How to explore your registry holdings
Step 1 — Review your registry accounts
In the left-hand navigation under Certificates, click Registry accounts.
This page lists all the accounts your organisation holds across external registries. Each row represents a registry account, showing:
- The registry it belongs to
- The account holder identity under which it is registered
- The account name within an account holder

Step 2 — Explore aggregated holdings in the Inventory
To get a consolidated view across all your accounts and registries, go to Certificates > Inventory.
The Inventory page aggregates your total certificate holdings and lets you slice them by:
- Certificate type — e.g. GO, iREC, TIGR, REGO, or any other supported type
- Country / region of origin — useful if you operate across multiple markets
- Technology — wind, solar, hydro, biomass, etc.
- Asset age — filter by how old the asset is
- Vintage — when the energy was generated
- Registry — compare holdings across registries side by side
- …and all other attributes captured on a certificate

Step 3 — Review all account movements in Registry transactions
To see every certificate movement in or out of your registry accounts, go to Certificates > Registry transactions.
This page shows an aggregated log of all transactions across all your accounts. Each transaction in this view should correspond to one that the platform expected — based on your buy or sell deals, own generation, or cancellation instructions.

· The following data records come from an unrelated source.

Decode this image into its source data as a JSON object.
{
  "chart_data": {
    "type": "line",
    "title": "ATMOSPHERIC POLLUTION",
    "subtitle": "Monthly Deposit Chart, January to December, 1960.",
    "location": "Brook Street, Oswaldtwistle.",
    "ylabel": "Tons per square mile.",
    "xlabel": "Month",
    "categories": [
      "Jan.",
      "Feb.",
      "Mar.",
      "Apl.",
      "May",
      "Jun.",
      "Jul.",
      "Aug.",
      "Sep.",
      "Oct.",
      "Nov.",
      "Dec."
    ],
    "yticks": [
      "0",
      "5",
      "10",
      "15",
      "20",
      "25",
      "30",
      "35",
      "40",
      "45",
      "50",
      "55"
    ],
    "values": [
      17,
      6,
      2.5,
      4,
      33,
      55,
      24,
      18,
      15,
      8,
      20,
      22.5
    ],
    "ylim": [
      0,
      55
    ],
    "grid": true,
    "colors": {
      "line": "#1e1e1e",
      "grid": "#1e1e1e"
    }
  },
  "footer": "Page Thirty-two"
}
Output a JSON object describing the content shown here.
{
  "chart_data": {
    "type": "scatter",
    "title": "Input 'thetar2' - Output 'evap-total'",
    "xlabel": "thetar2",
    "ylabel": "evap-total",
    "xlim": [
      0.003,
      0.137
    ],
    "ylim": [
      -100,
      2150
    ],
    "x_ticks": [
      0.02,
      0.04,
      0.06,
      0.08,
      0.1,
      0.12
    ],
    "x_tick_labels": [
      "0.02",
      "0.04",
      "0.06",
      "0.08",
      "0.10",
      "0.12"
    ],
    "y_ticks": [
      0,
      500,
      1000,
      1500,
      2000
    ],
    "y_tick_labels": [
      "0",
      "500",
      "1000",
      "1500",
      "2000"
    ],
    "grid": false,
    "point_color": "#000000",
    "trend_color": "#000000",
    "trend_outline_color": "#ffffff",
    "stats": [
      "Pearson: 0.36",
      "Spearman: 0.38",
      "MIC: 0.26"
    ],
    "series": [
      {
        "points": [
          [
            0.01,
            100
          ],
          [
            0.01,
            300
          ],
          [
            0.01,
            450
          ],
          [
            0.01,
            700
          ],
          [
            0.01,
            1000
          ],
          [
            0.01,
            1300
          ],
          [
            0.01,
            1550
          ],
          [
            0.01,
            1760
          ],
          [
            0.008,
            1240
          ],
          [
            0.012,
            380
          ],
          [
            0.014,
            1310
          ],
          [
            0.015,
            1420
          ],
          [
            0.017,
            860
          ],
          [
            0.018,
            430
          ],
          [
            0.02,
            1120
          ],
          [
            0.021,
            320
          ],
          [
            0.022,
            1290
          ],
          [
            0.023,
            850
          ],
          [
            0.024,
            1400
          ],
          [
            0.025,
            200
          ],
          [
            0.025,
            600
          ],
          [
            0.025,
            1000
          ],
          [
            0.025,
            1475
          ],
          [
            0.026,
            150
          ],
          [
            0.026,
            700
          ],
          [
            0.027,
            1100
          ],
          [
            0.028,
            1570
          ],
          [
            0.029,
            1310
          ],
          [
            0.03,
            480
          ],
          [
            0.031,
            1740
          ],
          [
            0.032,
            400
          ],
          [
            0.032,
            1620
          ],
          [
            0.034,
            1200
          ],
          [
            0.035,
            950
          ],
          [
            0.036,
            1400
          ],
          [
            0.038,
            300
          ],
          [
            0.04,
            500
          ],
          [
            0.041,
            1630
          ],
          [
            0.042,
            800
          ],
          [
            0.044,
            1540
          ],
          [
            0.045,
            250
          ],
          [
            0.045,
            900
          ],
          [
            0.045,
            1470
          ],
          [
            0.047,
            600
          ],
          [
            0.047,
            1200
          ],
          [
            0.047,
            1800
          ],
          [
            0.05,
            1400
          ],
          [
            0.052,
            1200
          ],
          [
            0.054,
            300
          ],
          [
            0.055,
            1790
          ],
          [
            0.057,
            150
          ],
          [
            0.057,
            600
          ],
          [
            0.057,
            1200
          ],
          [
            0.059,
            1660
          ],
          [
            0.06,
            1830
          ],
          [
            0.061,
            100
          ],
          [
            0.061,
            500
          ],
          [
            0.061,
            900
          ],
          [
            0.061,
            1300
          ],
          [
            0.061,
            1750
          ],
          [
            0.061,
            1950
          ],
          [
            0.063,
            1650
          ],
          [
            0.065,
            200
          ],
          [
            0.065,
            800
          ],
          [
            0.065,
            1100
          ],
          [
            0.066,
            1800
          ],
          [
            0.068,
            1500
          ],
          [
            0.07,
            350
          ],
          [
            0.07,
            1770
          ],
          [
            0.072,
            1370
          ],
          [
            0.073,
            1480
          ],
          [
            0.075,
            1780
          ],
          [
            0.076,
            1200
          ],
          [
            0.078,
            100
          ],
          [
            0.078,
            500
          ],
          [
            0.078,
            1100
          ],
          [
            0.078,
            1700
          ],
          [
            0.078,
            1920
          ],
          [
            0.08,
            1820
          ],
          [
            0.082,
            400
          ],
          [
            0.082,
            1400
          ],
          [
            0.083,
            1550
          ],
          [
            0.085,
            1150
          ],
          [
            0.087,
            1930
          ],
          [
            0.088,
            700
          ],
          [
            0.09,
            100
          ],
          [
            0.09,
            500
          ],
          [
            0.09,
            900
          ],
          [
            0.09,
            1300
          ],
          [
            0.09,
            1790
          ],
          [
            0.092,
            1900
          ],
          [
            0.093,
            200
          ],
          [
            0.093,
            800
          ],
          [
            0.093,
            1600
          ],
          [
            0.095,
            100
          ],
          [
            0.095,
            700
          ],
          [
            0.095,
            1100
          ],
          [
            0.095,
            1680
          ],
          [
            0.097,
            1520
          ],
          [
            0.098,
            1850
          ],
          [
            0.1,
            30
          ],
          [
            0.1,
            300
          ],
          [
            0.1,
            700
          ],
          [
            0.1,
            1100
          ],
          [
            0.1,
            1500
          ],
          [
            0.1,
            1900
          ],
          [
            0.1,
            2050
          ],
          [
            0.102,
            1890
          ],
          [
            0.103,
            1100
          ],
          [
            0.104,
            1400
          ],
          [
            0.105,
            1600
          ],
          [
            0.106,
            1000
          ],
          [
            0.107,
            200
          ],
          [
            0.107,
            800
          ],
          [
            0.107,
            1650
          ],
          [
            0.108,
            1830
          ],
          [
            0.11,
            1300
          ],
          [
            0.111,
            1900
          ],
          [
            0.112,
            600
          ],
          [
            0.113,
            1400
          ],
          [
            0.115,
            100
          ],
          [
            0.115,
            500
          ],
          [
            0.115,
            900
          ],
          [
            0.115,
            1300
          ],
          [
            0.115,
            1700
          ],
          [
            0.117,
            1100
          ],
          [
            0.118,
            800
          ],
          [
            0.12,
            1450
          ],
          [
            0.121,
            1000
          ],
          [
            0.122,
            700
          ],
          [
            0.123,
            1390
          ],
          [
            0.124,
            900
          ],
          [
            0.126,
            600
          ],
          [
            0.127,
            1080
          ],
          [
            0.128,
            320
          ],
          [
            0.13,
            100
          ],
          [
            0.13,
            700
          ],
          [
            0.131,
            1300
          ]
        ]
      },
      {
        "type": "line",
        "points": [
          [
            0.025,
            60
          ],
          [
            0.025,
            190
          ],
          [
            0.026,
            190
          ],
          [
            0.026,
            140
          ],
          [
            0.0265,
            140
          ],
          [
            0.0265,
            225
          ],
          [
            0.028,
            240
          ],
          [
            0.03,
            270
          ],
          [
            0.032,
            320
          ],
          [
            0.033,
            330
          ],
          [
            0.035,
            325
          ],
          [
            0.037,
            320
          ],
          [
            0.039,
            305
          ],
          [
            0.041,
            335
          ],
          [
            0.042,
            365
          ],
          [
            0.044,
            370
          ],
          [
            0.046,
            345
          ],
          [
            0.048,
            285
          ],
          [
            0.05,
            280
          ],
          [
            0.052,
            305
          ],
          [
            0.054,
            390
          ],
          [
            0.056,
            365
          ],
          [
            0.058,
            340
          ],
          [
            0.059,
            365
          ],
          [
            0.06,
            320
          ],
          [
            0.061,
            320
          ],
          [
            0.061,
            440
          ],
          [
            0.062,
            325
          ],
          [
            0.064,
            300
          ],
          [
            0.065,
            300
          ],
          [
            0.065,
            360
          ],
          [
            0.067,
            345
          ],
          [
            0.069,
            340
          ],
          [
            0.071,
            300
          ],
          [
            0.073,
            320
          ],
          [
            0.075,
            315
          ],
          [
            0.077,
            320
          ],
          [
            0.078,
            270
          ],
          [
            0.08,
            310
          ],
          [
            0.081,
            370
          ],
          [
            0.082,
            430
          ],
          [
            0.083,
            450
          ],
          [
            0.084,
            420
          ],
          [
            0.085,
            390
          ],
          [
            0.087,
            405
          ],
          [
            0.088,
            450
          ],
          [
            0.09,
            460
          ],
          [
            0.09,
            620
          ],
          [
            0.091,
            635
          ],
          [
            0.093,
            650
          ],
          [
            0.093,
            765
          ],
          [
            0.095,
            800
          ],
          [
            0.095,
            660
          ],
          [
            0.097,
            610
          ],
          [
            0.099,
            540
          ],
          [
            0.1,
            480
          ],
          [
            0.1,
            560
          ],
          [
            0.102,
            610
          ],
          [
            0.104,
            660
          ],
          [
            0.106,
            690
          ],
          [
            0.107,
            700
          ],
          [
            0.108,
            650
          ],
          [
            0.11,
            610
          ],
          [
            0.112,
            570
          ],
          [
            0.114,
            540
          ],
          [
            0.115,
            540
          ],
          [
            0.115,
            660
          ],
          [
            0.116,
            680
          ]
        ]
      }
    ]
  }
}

Possible transaction types include:
- Issuance — new certificates issued directly into your account, typically from a production device registered to you
- Transfer
- Inbound transfer — certificates received into your account from a counterparty, typically as delivery against a buy deal
- Outbound transfer — certificates sent from your account to a counterparty, typically as delivery against a sell deal or cancellation instruction
- Internal transfer — certificates moved between two of your own registry accounts (e.g. between sub-accounts or across registries)
- Cancellation — certificates cancelled (retired) in the registry against a customer or portfolio obligation
- Expiry — certificates that have lapsed past their validity window without being cancelled
- Revocation — certificates that have been revoked, for example the asset was found to be ineligible to issue EACs, or over-issued EACs
Step 4 — Check that holdings match your expected position
The certificate balances and transactions shown in the Inventory and Registry transactions sections should reflect the volume of EACs expected in the platform — whether from buy or sell deal volumes, own generation, or cancellations.
To ensure that every transaction executed in the registry matches what the platform expects, use the reconciliation workflow. If you notice a discrepancy — for example, a certificate delivery was expected through a buy deal but the EACs have not arrived in platform inventory — this indicates that a reconciliation step is needed.
Tips & things to know.
- Inter-registry holdings: If you use several accounts within the same registry (for example a supplier account and a trading account), the platform helps you keep track of what exact account the EACs are currently in and takes this into account when creating cancellation or transfer instructions.
- Uploading data: Depending on the registries that you use, there might be an API connection to automatically pull data into our platform or there are other ways to set up a data pipeline.